The solar system’s first interstellar visitor, first spotted Oct. 19, to the delight of astronomers, has been found to be an unusual, elongated, red-colored, and cigar-shaped asteroid.

Oumuamua! It Is An Interstellar Visitor

The interstellar interloper, which originated elsewhere in the Milky Way, has been named Oumuamua by its discoverers after the Hawaiian word for “a messenger from afar arriving first.” It was first referred to as A/2017 U1 and is now also known as 1I/2017 U1.

The color, brightness, and orbit of the object were measured with the help of the European Southern Observatory’s Very Large Telescope in Chile and other ground-based telescopes.

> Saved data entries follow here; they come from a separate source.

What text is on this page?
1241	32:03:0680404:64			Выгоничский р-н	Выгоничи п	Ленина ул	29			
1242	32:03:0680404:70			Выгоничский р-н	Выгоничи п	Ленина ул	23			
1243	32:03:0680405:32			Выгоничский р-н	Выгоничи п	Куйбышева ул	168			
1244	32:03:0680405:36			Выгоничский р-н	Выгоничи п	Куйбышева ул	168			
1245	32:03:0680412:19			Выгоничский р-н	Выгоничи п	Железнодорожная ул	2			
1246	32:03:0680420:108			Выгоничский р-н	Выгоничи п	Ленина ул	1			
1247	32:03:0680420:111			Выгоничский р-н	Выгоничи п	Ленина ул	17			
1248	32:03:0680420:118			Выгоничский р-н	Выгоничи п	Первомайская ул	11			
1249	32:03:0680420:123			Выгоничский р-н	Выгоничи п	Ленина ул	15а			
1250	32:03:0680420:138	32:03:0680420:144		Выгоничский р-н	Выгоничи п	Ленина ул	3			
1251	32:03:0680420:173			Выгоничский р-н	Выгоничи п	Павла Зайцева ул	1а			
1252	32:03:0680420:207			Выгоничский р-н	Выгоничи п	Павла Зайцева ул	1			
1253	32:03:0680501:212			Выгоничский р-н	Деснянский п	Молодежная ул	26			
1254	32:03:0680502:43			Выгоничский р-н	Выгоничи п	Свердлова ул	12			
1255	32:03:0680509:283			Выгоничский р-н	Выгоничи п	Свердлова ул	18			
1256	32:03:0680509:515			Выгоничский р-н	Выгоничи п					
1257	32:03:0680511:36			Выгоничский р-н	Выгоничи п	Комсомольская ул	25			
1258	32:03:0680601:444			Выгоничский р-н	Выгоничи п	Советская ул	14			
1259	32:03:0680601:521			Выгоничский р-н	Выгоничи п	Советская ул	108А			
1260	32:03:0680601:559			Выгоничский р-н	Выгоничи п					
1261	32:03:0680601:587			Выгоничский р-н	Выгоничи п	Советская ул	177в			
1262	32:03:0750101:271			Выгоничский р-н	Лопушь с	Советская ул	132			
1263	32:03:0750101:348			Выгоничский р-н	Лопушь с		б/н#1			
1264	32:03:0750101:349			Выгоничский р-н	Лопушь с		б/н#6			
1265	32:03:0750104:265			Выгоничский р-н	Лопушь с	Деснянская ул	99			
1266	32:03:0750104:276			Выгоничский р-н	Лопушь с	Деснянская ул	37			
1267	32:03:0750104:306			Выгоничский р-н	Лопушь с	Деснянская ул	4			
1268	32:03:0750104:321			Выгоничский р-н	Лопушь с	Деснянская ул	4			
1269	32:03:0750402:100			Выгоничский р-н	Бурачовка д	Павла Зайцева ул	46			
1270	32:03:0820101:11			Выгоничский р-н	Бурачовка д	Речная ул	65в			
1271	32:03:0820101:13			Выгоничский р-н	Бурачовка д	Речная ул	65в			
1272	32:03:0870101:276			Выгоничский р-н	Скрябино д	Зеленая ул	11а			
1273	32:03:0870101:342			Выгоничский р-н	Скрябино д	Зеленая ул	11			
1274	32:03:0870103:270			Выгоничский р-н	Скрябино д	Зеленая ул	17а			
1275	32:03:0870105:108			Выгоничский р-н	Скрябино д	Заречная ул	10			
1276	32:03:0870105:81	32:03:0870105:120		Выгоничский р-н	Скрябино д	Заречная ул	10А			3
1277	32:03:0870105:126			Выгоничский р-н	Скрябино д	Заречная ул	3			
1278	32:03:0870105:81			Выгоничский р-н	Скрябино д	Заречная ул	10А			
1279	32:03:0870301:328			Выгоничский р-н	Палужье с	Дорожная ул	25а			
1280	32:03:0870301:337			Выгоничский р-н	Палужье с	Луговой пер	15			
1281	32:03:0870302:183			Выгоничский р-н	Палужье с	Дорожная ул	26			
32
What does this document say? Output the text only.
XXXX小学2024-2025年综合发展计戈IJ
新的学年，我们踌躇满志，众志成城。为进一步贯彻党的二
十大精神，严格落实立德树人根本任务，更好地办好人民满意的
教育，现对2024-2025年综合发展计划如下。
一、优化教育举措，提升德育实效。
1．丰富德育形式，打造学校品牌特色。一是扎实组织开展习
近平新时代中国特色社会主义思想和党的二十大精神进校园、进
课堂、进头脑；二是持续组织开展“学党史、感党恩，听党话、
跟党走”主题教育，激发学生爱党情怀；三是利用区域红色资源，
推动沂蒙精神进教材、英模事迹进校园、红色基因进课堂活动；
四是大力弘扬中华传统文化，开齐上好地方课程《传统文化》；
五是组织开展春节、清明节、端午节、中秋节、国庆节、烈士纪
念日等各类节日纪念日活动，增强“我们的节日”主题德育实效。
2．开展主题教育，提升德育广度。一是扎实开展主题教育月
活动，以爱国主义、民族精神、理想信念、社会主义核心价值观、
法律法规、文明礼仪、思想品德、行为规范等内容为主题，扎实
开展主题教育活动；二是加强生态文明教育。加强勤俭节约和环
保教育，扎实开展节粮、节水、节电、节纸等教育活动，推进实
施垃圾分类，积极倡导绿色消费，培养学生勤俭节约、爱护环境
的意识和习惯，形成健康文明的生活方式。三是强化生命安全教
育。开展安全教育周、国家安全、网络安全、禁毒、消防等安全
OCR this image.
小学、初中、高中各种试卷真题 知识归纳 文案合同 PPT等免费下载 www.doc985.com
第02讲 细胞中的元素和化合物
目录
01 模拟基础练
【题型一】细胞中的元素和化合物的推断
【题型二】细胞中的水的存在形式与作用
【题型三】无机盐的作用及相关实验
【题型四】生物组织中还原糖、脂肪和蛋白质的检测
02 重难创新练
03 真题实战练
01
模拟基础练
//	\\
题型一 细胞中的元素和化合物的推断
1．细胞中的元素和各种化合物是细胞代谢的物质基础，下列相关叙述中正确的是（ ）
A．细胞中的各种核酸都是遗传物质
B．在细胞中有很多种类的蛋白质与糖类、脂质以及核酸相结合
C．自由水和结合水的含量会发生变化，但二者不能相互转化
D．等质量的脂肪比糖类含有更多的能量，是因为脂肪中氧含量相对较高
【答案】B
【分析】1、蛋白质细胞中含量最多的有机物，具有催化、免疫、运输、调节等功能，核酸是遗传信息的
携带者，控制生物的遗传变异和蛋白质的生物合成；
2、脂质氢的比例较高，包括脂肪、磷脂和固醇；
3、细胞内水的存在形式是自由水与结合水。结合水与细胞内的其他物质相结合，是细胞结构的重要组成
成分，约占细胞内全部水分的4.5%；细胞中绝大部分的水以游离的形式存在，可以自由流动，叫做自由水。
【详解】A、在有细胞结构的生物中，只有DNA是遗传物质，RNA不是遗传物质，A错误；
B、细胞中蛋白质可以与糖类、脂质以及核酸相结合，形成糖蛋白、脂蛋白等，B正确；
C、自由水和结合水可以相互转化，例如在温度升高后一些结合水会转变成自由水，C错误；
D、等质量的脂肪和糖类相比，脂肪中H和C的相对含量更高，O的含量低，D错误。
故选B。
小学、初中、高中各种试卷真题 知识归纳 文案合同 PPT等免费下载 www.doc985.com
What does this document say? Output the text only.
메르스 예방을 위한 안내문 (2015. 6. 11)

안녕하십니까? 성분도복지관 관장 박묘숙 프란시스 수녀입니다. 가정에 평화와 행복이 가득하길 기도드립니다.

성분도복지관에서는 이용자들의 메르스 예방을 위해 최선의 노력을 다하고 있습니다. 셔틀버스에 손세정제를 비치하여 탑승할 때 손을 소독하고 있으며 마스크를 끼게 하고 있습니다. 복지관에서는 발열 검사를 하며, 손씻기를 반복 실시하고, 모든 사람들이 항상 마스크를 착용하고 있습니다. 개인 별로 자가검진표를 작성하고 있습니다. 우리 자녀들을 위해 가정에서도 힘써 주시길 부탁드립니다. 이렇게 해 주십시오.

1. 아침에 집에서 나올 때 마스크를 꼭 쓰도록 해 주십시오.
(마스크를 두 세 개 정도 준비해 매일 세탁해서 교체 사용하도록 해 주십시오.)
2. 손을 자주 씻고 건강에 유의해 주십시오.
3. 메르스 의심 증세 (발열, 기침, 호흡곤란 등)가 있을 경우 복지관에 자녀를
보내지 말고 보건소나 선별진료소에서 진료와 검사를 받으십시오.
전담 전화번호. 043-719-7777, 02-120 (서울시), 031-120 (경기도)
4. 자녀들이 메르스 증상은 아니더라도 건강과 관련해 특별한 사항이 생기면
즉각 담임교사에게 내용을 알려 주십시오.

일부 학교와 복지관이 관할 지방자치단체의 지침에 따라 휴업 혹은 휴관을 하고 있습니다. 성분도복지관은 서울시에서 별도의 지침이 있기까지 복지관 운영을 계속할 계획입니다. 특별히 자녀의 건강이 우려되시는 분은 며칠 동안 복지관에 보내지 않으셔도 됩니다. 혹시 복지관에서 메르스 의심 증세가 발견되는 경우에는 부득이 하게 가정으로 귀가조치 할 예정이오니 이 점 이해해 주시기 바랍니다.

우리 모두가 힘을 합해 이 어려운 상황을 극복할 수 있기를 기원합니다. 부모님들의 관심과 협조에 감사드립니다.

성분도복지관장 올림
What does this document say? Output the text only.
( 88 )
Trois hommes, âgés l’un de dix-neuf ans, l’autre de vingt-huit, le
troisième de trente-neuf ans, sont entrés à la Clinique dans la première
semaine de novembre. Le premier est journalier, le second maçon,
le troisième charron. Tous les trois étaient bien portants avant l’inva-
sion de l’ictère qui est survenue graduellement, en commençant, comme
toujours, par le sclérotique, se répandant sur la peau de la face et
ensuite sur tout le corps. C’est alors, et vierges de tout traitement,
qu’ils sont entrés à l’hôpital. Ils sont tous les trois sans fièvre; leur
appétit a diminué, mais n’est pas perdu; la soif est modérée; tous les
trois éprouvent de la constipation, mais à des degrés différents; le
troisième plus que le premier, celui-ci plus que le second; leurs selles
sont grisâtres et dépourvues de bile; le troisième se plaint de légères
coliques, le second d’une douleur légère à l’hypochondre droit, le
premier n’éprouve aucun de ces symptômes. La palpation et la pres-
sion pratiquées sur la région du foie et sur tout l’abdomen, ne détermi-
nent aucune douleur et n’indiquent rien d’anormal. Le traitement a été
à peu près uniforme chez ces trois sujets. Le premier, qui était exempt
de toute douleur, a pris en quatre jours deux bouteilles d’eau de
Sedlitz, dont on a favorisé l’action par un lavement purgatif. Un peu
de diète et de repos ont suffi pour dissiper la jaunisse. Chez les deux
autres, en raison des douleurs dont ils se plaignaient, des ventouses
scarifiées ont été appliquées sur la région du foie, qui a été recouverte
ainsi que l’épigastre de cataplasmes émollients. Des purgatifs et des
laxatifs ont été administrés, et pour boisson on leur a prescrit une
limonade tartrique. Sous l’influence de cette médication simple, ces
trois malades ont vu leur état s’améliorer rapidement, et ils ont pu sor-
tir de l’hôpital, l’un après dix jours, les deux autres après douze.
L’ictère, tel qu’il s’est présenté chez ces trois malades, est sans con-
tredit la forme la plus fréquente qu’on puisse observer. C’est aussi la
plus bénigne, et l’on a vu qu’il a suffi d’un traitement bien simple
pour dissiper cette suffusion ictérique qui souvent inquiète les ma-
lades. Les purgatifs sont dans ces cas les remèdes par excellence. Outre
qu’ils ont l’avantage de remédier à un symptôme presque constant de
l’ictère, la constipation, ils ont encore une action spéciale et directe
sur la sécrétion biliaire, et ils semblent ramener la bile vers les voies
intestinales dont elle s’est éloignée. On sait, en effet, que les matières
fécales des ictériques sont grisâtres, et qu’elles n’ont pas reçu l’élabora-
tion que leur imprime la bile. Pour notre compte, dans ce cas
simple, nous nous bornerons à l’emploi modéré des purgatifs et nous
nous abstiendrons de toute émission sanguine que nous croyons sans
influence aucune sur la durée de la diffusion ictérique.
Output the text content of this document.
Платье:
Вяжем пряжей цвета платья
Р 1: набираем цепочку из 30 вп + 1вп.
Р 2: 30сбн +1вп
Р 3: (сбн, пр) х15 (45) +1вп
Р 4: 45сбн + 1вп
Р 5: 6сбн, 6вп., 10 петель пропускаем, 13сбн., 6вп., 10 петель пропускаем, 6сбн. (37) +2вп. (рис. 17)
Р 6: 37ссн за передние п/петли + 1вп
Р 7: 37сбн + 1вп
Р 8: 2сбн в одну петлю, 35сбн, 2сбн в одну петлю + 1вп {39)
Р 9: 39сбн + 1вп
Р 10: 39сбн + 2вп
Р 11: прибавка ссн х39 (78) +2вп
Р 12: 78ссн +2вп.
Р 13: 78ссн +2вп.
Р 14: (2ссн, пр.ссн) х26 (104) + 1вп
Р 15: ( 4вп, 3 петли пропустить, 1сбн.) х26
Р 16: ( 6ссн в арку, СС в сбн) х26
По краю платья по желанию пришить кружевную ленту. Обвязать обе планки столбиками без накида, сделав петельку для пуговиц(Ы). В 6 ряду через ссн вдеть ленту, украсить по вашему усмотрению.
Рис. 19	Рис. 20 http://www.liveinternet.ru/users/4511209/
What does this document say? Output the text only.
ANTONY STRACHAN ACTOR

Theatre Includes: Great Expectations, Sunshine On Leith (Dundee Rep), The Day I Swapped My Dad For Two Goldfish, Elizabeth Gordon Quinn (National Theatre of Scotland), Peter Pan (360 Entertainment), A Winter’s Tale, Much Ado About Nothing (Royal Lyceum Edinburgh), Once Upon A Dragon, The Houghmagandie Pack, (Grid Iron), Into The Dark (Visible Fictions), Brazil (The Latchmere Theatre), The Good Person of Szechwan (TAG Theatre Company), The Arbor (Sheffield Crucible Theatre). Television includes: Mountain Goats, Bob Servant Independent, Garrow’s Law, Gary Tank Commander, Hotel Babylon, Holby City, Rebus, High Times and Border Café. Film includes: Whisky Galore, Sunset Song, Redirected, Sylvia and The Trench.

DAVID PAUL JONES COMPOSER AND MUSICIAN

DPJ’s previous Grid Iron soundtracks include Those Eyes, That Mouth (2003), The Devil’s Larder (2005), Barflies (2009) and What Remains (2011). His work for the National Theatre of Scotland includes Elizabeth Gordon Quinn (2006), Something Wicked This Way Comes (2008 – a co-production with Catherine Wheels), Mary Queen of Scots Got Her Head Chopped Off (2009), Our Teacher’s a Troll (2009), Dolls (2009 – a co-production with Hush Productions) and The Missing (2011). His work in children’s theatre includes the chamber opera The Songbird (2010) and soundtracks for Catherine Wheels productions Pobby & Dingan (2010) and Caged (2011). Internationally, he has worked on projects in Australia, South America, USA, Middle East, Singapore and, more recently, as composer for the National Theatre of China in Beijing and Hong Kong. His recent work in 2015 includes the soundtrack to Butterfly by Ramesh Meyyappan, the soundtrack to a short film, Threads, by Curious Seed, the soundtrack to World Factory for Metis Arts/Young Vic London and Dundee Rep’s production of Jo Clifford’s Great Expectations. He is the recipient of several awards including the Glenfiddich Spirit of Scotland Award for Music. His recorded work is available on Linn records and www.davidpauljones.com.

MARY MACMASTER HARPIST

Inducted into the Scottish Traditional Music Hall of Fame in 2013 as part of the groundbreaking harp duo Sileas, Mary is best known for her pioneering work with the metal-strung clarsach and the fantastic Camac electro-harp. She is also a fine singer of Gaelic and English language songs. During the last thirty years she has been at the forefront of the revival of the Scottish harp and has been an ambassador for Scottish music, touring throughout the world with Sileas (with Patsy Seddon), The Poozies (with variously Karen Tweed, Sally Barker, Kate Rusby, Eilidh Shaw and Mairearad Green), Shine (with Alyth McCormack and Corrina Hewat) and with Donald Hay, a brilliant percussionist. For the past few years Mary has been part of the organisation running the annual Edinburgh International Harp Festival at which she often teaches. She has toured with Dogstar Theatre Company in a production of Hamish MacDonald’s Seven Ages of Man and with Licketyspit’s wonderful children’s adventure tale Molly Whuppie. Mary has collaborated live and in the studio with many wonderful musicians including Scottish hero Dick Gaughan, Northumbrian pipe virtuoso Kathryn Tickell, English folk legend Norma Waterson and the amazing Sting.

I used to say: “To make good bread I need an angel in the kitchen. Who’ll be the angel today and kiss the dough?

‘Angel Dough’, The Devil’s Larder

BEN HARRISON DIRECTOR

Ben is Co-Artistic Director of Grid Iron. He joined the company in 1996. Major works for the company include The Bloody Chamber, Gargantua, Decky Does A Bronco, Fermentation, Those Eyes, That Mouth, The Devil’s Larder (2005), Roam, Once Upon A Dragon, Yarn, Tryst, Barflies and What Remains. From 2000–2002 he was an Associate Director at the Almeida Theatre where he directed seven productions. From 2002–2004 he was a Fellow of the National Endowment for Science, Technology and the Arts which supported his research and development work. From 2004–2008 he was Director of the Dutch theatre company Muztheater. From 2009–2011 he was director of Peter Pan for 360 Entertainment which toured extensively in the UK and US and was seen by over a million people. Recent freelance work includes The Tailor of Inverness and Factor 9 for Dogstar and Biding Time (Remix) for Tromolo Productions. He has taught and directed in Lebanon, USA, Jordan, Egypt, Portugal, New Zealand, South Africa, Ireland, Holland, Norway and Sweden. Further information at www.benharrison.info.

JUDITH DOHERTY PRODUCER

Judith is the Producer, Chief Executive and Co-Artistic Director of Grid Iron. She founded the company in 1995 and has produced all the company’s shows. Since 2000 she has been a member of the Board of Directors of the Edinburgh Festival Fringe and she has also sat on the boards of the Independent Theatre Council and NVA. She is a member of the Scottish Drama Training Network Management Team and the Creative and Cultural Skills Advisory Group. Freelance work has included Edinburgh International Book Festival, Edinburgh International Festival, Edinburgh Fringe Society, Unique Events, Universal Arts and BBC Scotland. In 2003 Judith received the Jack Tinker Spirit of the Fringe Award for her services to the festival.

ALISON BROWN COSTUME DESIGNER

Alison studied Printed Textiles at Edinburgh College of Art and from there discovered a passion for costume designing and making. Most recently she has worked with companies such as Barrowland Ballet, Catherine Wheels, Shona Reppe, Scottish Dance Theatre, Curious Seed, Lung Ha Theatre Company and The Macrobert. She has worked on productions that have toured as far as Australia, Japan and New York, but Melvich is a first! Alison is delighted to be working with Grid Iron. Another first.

New data revealed that the interstellar asteroid has a highly-elongated shape and it is 10 times as long as it is wide. The aspect ratio is greater than what astronomers have observed for any comet or asteroid in the solar system to date.

The same holds true for its brightness, which varies by a factor of ten. It is a characteristic unknown in comets and asteroids that originate in the solar system because none of them vary so widely in brightness with such a large ratio between length and width. The elongated asteroid may provide more insight into how other star systems formed, according to NASA scientists.

“For decades we’ve theorized that such interstellar objects are out there, and now – for the first time – we have direct evidence they exist,” said Thomas Zurbuchen, associate administrator for NASA’s Science Mission Directorate. “This history-making discovery is opening a new window to study formation of solar systems beyond our own.”

The research team from NASA, who published their findings in the Nov. 20 issue of the journal Nature, has said that the reddish hue of the asteroid indicates that it is a dense object that comprises of rock and metals. It has no ice or water and the impact of irradiations from cosmic rays for more than hundreds of millions of years has reddened its surface.

The Lone Wanderer

The scientists have suggested that the cigar-shaped asteroid has been traveling through the Milky Way, unattached to any other star, for hundreds of millions of years before entering the solar system.

Oumuamua was found to be traveling at a speed of about 38.3 kilometers per second as of Nov. 20. Its last known location was approximately 200 million kilometers from Earth. The asteroid passed Mars’s orbit around Nov. 1 and will pass Jupiter’s orbit in May of 2018. It will wander beyond Saturn’s orbit in January 2019.

The interstellar interloper will make its way for the constellation Pegasus, as it leaves the solar system and NASA will continue to study Oumuamua until it does so.